In 1972 I joined ICL’s Senior Executive Programme, where I ran IT strategy workshops, and this is where I learned to be a facilitator rather than a lecturer, posing questions to the “participants” rather than awaiting questions from an “audience”.

I arrived in Kenya in 1977 to take on my first real leadership position, as general manager of ICL’s Kenya subsidiary, and this gave me many chances to speak in public. I joined Rotary soon after, and here too opportunities for public speaking abounded. Many more arose, in other leadership roles.

I next talked about my time with the joint leadership programme between the Aga Khan University Graduate School of Media and Communications and the Harvard Kennedy School, where I ran sessions on “The Voice of Leadership” — communicating about strategy, sharing visions and values, stimulating innovation, and managing conflicts and crises.

For this I assembled a case study from contributions at a President’s Round Table with Kenya Private Sector Alliance at the State House, highlighting those who performed well and those who did not, and listing the common do’s and don’ts.

I sensed that many of the weak ones had little idea that they were indeed so. Here I quoted Shaw again, saying “the single biggest problem in communications is the illusion that it has taken place”, which led me to recommend good preparation — including rehearsing, with others critiquing and coaching; and seeking as many opportunities as possible to speak in public.

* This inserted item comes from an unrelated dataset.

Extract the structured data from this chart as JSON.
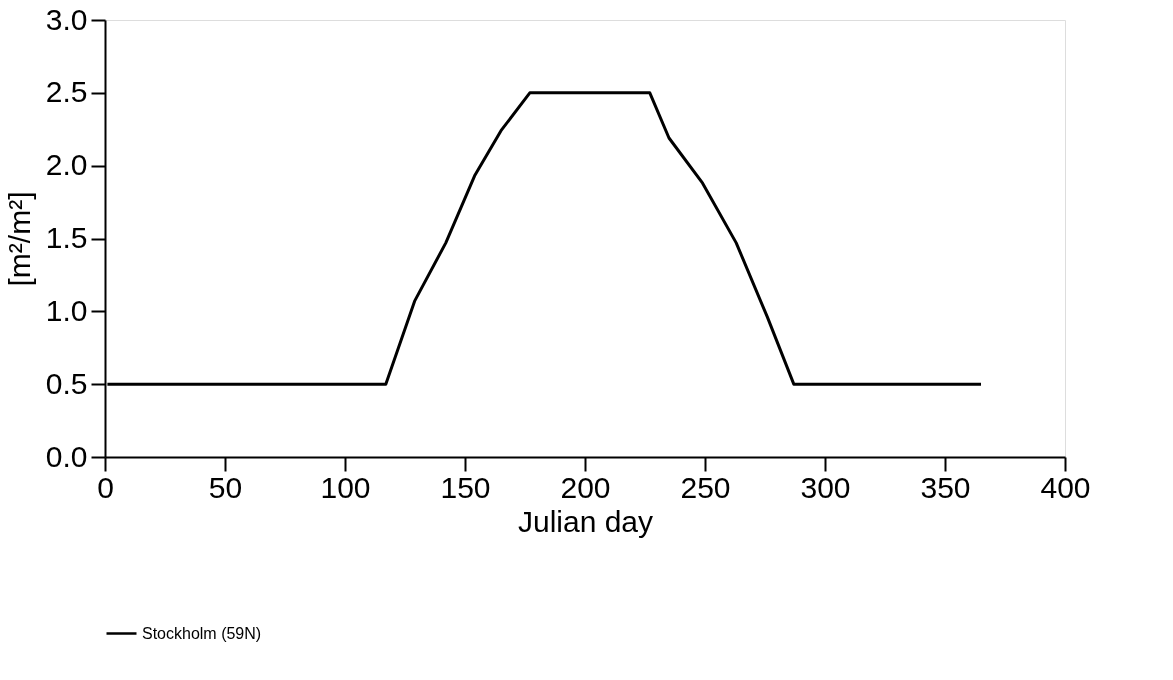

Malcolm Gladwell told us we must invest 10,000 hours before considering ourselves an expert in any field. It’s why I advise aspiring leaders to join organisations like Toastmasters and Rotary, and also professional and business organisations, so they can accelerate the accumulation of such hours.

My desire for the Toastmaster members was that they should look forward to their speaking engagements with excitement rather than anxiety. And yet with sufficient anxiety, to prevent complacency and hence under-preparing. I advocated incorporating storytelling — like I included at the beginning of my talk — and recommended communicating with a light touch, away from the heavy formality that’s all too common here in Kenya.

When delivering a speech, we must not only engage with our script, but also with our audience. Except that in today’s virtual events reading the audience is much harder, never mind if their videos are switched off. So at least we must maintain eye contact with the camera — something that is all too uncommon.

How do you know if you have performed well, made an impact? By seeking feedback. To be asked to return and speak again is a good sign of having left a positive impression, and also to be invited by others who have heard you elsewhere or heard about your speaking.

I concluded by supposing that while some of the listeners had joined Toastmasters so as to go “from good to great”, others would have been among those who would rather be in the coffin than delivering the eulogy. Either way, I said, they should feel good that they were learning by doing, getting better at getting better.